Potential Causes of Jawbone Loss and Deterioration
Natural teeth are embedded in the jawbone, and stimulate the jawbone through activities such as chewing and biting. When teeth are missing, the portion of the jawbone that anchors the teeth in the mouth no longer receives essential stimulation and thus begins to break down, or resorb. The body no longer uses or “needs” the jawbone, so it deteriorates and goes away. Some common causes can be:
- Tooth Extractions—when an adult tooth is removed and not replaced, jawbone deterioration may occur. The rate at which the bone deteriorates, as well as the amount of bone loss that occurs, varies greatly among individuals. However, most loss occurs within the first eighteen months following the extraction, and continues throughout life.

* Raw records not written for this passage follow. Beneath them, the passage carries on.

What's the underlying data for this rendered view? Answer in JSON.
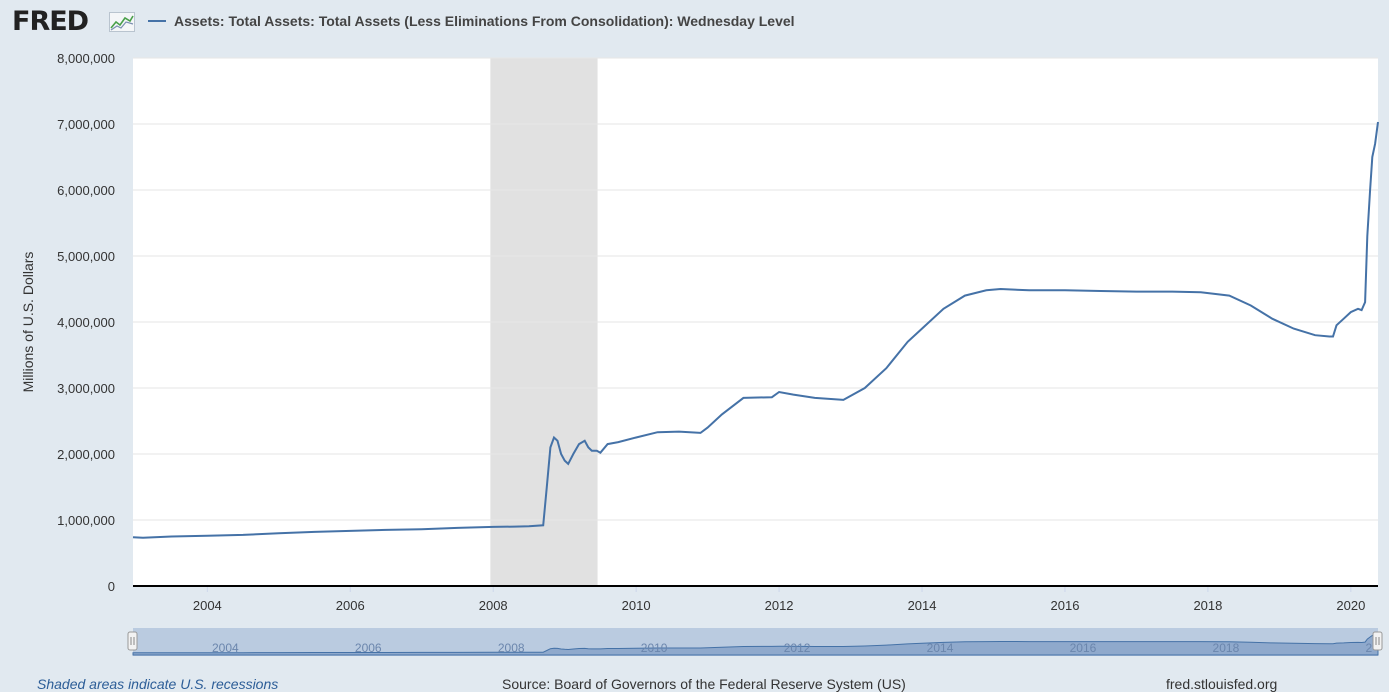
{
  "header": {
    "logo_text": "FRED",
    "series_title": "Assets: Total Assets: Total Assets (Less Eliminations From Consolidation): Wednesday Level"
  },
  "footer": {
    "recession_note": "Shaded areas indicate U.S. recessions",
    "source": "Source: Board of Governors of the Federal Reserve System (US)",
    "url": "fred.stlouisfed.org"
  },
  "colors": {
    "line": "#4572a7",
    "recession": "#e1e1e1",
    "navigator_fill": "#8fa9cc"
  },
  "chart_data": {
    "type": "line",
    "title": "Assets: Total Assets: Total Assets (Less Eliminations From Consolidation): Wednesday Level",
    "xlabel": "",
    "ylabel": "Millions of U.S. Dollars",
    "xlim": [
      2002.96,
      2020.38
    ],
    "ylim": [
      0,
      8000000
    ],
    "y_ticks": [
      0,
      1000000,
      2000000,
      3000000,
      4000000,
      5000000,
      6000000,
      7000000,
      8000000
    ],
    "y_tick_labels": [
      "0",
      "1,000,000",
      "2,000,000",
      "3,000,000",
      "4,000,000",
      "5,000,000",
      "6,000,000",
      "7,000,000",
      "8,000,000"
    ],
    "x_ticks": [
      2004,
      2006,
      2008,
      2010,
      2012,
      2014,
      2016,
      2018,
      2020
    ],
    "x_tick_labels": [
      "2004",
      "2006",
      "2008",
      "2010",
      "2012",
      "2014",
      "2016",
      "2018",
      "2020"
    ],
    "grid": true,
    "recessions": [
      [
        2007.96,
        2009.46
      ]
    ],
    "series": [
      {
        "name": "Assets: Total Assets: Total Assets (Less Eliminations From Consolidation): Wednesday Level",
        "x": [
          2002.96,
          2003.1,
          2003.5,
          2004.0,
          2004.5,
          2005.0,
          2005.5,
          2006.0,
          2006.5,
          2007.0,
          2007.5,
          2008.0,
          2008.3,
          2008.5,
          2008.7,
          2008.75,
          2008.8,
          2008.85,
          2008.9,
          2008.95,
          2009.0,
          2009.05,
          2009.12,
          2009.2,
          2009.28,
          2009.33,
          2009.38,
          2009.45,
          2009.5,
          2009.6,
          2009.75,
          2010.0,
          2010.3,
          2010.6,
          2010.9,
          2011.0,
          2011.2,
          2011.5,
          2011.9,
          2012.0,
          2012.2,
          2012.5,
          2012.9,
          2013.2,
          2013.5,
          2013.8,
          2014.0,
          2014.3,
          2014.6,
          2014.9,
          2015.1,
          2015.5,
          2016.0,
          2016.5,
          2017.0,
          2017.5,
          2017.9,
          2018.3,
          2018.6,
          2018.9,
          2019.2,
          2019.5,
          2019.7,
          2019.75,
          2019.8,
          2019.9,
          2020.0,
          2020.1,
          2020.15,
          2020.2,
          2020.23,
          2020.27,
          2020.3,
          2020.34,
          2020.38
        ],
        "values": [
          740000,
          730000,
          750000,
          760000,
          775000,
          800000,
          820000,
          835000,
          850000,
          860000,
          880000,
          895000,
          900000,
          905000,
          920000,
          1500000,
          2100000,
          2250000,
          2200000,
          2000000,
          1900000,
          1850000,
          2000000,
          2150000,
          2200000,
          2100000,
          2050000,
          2050000,
          2020000,
          2150000,
          2180000,
          2250000,
          2330000,
          2340000,
          2320000,
          2400000,
          2600000,
          2850000,
          2860000,
          2940000,
          2900000,
          2850000,
          2820000,
          3000000,
          3300000,
          3700000,
          3900000,
          4200000,
          4400000,
          4480000,
          4500000,
          4480000,
          4480000,
          4470000,
          4460000,
          4460000,
          4450000,
          4400000,
          4250000,
          4050000,
          3900000,
          3800000,
          3780000,
          3780000,
          3950000,
          4050000,
          4150000,
          4200000,
          4180000,
          4300000,
          5300000,
          6000000,
          6500000,
          6700000,
          7030000
        ]
      }
    ],
    "navigator_x_labels": [
      "2004",
      "2006",
      "2008",
      "2010",
      "2012",
      "2014",
      "2016",
      "2018",
      "2"
    ]
  }
}
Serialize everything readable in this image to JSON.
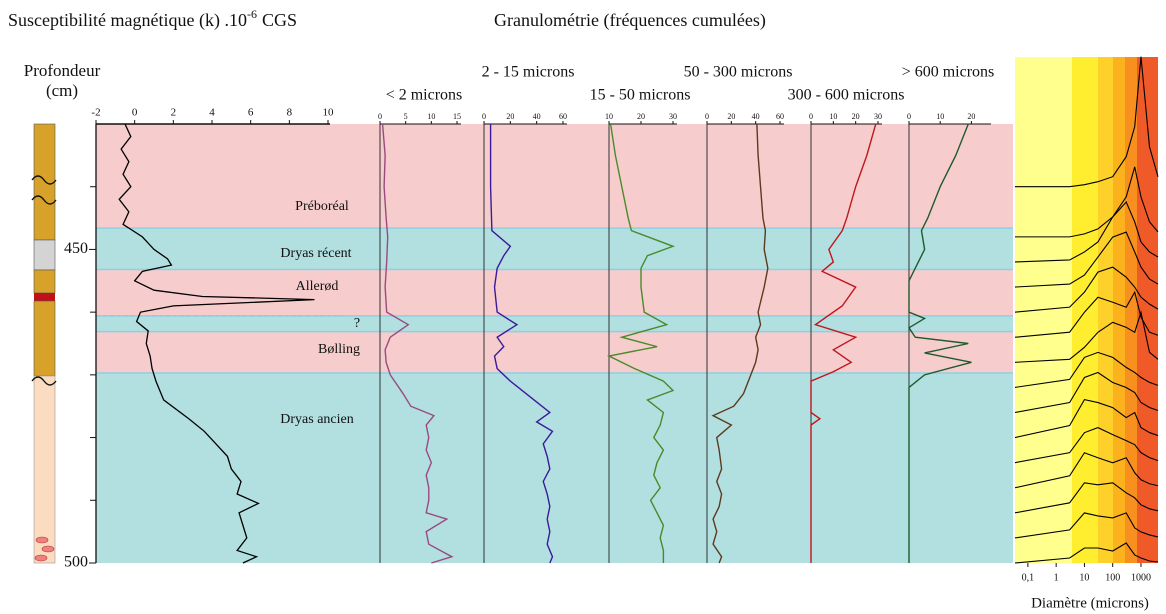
{
  "header": {
    "granulometry_title": "Granulométrie (fréquences cumulées)"
  },
  "zones": [
    {
      "label": "Préboréal",
      "top": 430,
      "bottom": 446.6,
      "color": "#f6cdcc"
    },
    {
      "label": "Dryas récent",
      "top": 446.6,
      "bottom": 453.2,
      "color": "#b2dfe0"
    },
    {
      "label": "Allerød",
      "top": 453.2,
      "bottom": 460.6,
      "color": "#f6cdcc"
    },
    {
      "label": "?",
      "top": 460.6,
      "bottom": 463.1,
      "color": "#b2dfe0"
    },
    {
      "label": "Bølling",
      "top": 463.1,
      "bottom": 469.7,
      "color": "#f6cdcc"
    },
    {
      "label": "Dryas ancien",
      "top": 469.7,
      "bottom": 500,
      "color": "#b2dfe0"
    }
  ],
  "chart_data": [
    {
      "type": "line",
      "title": "Susceptibilité magnétique (k) .10",
      "title_superscript": "-6",
      "title_suffix": "CGS",
      "ylabel": [
        "Profondeur",
        "(cm)"
      ],
      "ylim": [
        430,
        500
      ],
      "yticks": [
        450,
        500
      ],
      "minor_yticks": [
        440,
        460,
        470,
        480,
        490
      ],
      "xlim": [
        -2,
        10
      ],
      "xticks": [
        -2,
        0,
        2,
        4,
        6,
        8,
        10
      ],
      "color": "#000000",
      "depth": [
        430,
        432,
        434,
        436,
        438,
        440,
        442,
        444,
        446,
        448,
        450,
        451.5,
        452.5,
        453.5,
        455,
        456.5,
        457.5,
        458,
        459,
        460,
        461.5,
        463,
        465,
        467,
        469,
        471,
        474,
        477,
        479,
        481,
        483,
        485,
        487,
        489,
        490.5,
        492,
        494,
        496,
        498,
        499,
        500
      ],
      "values": [
        -0.5,
        -0.2,
        -0.7,
        -0.3,
        -0.6,
        -0.2,
        -0.8,
        -0.3,
        -0.6,
        0.4,
        1.0,
        1.7,
        1.9,
        0.4,
        0.0,
        1.0,
        3.5,
        9.3,
        2.0,
        0.3,
        0.1,
        0.7,
        0.6,
        0.8,
        0.9,
        1.1,
        1.5,
        2.8,
        3.6,
        4.2,
        4.8,
        5.0,
        5.5,
        5.3,
        6.4,
        5.4,
        5.6,
        5.8,
        5.3,
        6.3,
        5.6
      ]
    },
    {
      "type": "line",
      "title": "< 2 microns",
      "xlim": [
        0,
        15
      ],
      "xticks": [
        0,
        5,
        10,
        15
      ],
      "color": "#9b4a7f",
      "depth": [
        430,
        435,
        440,
        445,
        448,
        452,
        456,
        460,
        462,
        464,
        466,
        468,
        470,
        473,
        475,
        476.5,
        478,
        480,
        482,
        484,
        486,
        488,
        490,
        492,
        493,
        495,
        497,
        499,
        500
      ],
      "values": [
        0.5,
        1.0,
        0.8,
        1.2,
        1.5,
        1.3,
        1.0,
        1.3,
        5.5,
        2.0,
        1.0,
        1.2,
        2.0,
        4.5,
        6.0,
        10.5,
        9.0,
        9.5,
        9.0,
        10.0,
        9.0,
        9.5,
        9.5,
        9.0,
        13.0,
        9.0,
        9.5,
        14.0,
        10.0
      ]
    },
    {
      "type": "line",
      "title": "2 - 15 microns",
      "xlim": [
        0,
        60
      ],
      "xticks": [
        0,
        20,
        40,
        60
      ],
      "color": "#3b1a9c",
      "depth": [
        430,
        440,
        447,
        449.5,
        451,
        453,
        456,
        460,
        462,
        464,
        465.5,
        467,
        469,
        471,
        474,
        476,
        477.5,
        479,
        481,
        483,
        485,
        487,
        489,
        491,
        493,
        495,
        497,
        499,
        500
      ],
      "values": [
        5,
        5,
        6,
        20,
        15,
        10,
        8,
        10,
        25,
        10,
        15,
        8,
        10,
        20,
        38,
        50,
        40,
        52,
        45,
        48,
        50,
        45,
        48,
        50,
        48,
        50,
        48,
        52,
        50
      ]
    },
    {
      "type": "line",
      "title": "15 - 50 microns",
      "xlim": [
        10,
        30
      ],
      "xticks": [
        10,
        20,
        30
      ],
      "color": "#4a8a2a",
      "depth": [
        430,
        435,
        440,
        445,
        447,
        449.5,
        451,
        453,
        456,
        460,
        462,
        464,
        465.5,
        467,
        469,
        471,
        472.5,
        474,
        476,
        478,
        480,
        482,
        484,
        486,
        488,
        490,
        492,
        494,
        496,
        498,
        500
      ],
      "values": [
        10.5,
        12,
        14,
        16,
        17,
        30,
        22,
        20,
        20,
        21,
        28,
        14,
        25,
        10,
        18,
        27,
        30,
        22,
        27,
        26,
        24,
        27,
        25,
        24,
        26,
        23,
        25,
        27,
        26,
        27,
        27
      ]
    },
    {
      "type": "line",
      "title": "50 - 300 microns",
      "xlim": [
        0,
        60
      ],
      "xticks": [
        0,
        20,
        40,
        60
      ],
      "color": "#5c3a1e",
      "depth": [
        430,
        435,
        440,
        445,
        447,
        450,
        453,
        456,
        460,
        462,
        464,
        466,
        468,
        470,
        473,
        475,
        476.5,
        478,
        480,
        482,
        485,
        487,
        489,
        491,
        493,
        495,
        497,
        499,
        500
      ],
      "values": [
        41,
        42,
        44,
        46,
        48,
        47,
        50,
        47,
        42,
        44,
        40,
        42,
        40,
        36,
        30,
        22,
        5,
        20,
        8,
        10,
        12,
        8,
        12,
        10,
        5,
        8,
        5,
        12,
        10
      ]
    },
    {
      "type": "line",
      "title": "300 - 600 microns",
      "xlim": [
        0,
        30
      ],
      "xticks": [
        0,
        10,
        20,
        30
      ],
      "color": "#c0161e",
      "depth": [
        430,
        435,
        440,
        445,
        447,
        450,
        452,
        453.5,
        456,
        459,
        462,
        464,
        466,
        468,
        469.5,
        471,
        476,
        477,
        478,
        500
      ],
      "values": [
        29,
        25,
        20,
        16,
        14,
        8,
        10,
        5,
        20,
        14,
        2,
        20,
        10,
        18,
        10,
        0,
        0,
        4,
        0,
        0
      ]
    },
    {
      "type": "line",
      "title": "> 600 microns",
      "xlim": [
        0,
        25
      ],
      "xticks": [
        0,
        10,
        20
      ],
      "color": "#1f5a2e",
      "depth": [
        430,
        435,
        440,
        445,
        447,
        450,
        453,
        455,
        460,
        461,
        462.5,
        464,
        465,
        466.5,
        468,
        470,
        472,
        500
      ],
      "values": [
        19,
        15,
        10,
        6,
        4,
        5,
        2,
        0,
        0,
        5,
        0,
        2,
        19,
        5,
        20,
        5,
        0,
        0
      ]
    },
    {
      "type": "profiles",
      "xlabel": "Diamètre (microns)",
      "log_x": true,
      "xlim": [
        0.035,
        4000
      ],
      "xticks": [
        {
          "value": 0.1,
          "label": "0,1"
        },
        1,
        10,
        100,
        1000
      ],
      "color": "#000000",
      "x": [
        0.035,
        3,
        10,
        30,
        100,
        300,
        600,
        1000,
        2000,
        4000
      ],
      "series": [
        {
          "depth": 440,
          "values": [
            0,
            0,
            2,
            5,
            10,
            30,
            60,
            130,
            40,
            10
          ]
        },
        {
          "depth": 448,
          "values": [
            0,
            0,
            3,
            8,
            20,
            40,
            70,
            40,
            15,
            5
          ]
        },
        {
          "depth": 452,
          "values": [
            0,
            2,
            10,
            20,
            45,
            60,
            40,
            20,
            10,
            5
          ]
        },
        {
          "depth": 456,
          "values": [
            0,
            3,
            12,
            30,
            50,
            55,
            35,
            20,
            8,
            3
          ]
        },
        {
          "depth": 460,
          "values": [
            0,
            5,
            20,
            40,
            45,
            35,
            25,
            15,
            8,
            3
          ]
        },
        {
          "depth": 464,
          "values": [
            0,
            5,
            25,
            40,
            35,
            30,
            45,
            20,
            5,
            2
          ]
        },
        {
          "depth": 468,
          "values": [
            0,
            3,
            15,
            30,
            40,
            35,
            30,
            50,
            10,
            3
          ]
        },
        {
          "depth": 472,
          "values": [
            0,
            8,
            30,
            35,
            30,
            20,
            15,
            10,
            5,
            2
          ]
        },
        {
          "depth": 476,
          "values": [
            0,
            10,
            35,
            40,
            30,
            25,
            20,
            10,
            5,
            2
          ]
        },
        {
          "depth": 480,
          "values": [
            0,
            12,
            38,
            35,
            30,
            20,
            25,
            10,
            5,
            2
          ]
        },
        {
          "depth": 484,
          "values": [
            0,
            10,
            30,
            35,
            28,
            22,
            18,
            10,
            5,
            2
          ]
        },
        {
          "depth": 488,
          "values": [
            0,
            12,
            35,
            30,
            25,
            30,
            15,
            8,
            4,
            2
          ]
        },
        {
          "depth": 492,
          "values": [
            0,
            10,
            30,
            28,
            30,
            20,
            15,
            8,
            4,
            2
          ]
        },
        {
          "depth": 496,
          "values": [
            0,
            8,
            25,
            22,
            20,
            25,
            10,
            6,
            3,
            1
          ]
        },
        {
          "depth": 500,
          "values": [
            0,
            5,
            15,
            15,
            12,
            20,
            8,
            5,
            2,
            1
          ]
        }
      ]
    }
  ]
}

- Periodontal Disease—is ongoing infection of the gums that gradually destroys the support of your natural teeth, resulting in deteriorating bone. The progressive loss of this bone can lead to loosening or subsequent loss of teeth.
- Dentures—unanchored dentures are placed on top of the gum line, and therefore do not provide any direct stimulation to the underlying alveolar bone. Over time, the lack of stimulation can cause the bone to resorb and deteriorate. Alternatively, some dentures are supported by implants, which provide adequate stimulation, and therefore preserve bone.
- Bridgework—the teeth on either side of the bridge do provide sufficient stimulation to the bone, however, the portion of the bridge that spans the gap where the teeth are missing, does not. Bone loss can occur in this area.
- Trauma—teeth lost from an injury, accident, or jaw fracture, or teeth with a history of trauma, may lead to bone loss years after the initial trauma, causing bone loss and deterioration.
- Misalignment—occurs in situations where some teeth no longer have an opposing tooth to bite against. The unopposed tooth can over-erupt, due to deterioration of the underlying bone.
- Osteomyelitis—a type of bacterial infection in the bone and bone marrow of the jaw. The infection leads to inflammation, which can cause a reduction of blood supply to the bone. Treatment for osteomyelitis generally requires antibiotics and removal of the affected bone. A bone graft procedure may then be required to restore bone function and growth.
- Developmental Deformities—some conditions or syndromes are characterized by missing portions of the teeth, facial bones, jaw or skull. Drs. Steven Hribernik or William Gray may be able to perform a bone graft procedure to restore bone function and growth where it may be absent.
- Tumors—Benign facial tumors, though generally non-threatening, may grow large and require removal of a portion of the jaw. Malignant mouth tumors almost always spread into the jaw, requiring removal of a section of the jaw. In both cases, reconstructive bone grafting is usually required to help restore the functionality of the jaw.
- Sinus Deficiencies—when teeth are removed from the upper jaw, air pressure from the air cavity in the maxilla (maxillary sinus), can cause resorption of the bone that formerly helped retain the teeth in place. As a result, the sinuses become enlarged and may result in insufficient bone platform for the placement of dental implants. Drs. Hribernik or Gray can perform a “sinus lift” procedure to treat enlarged sinuses.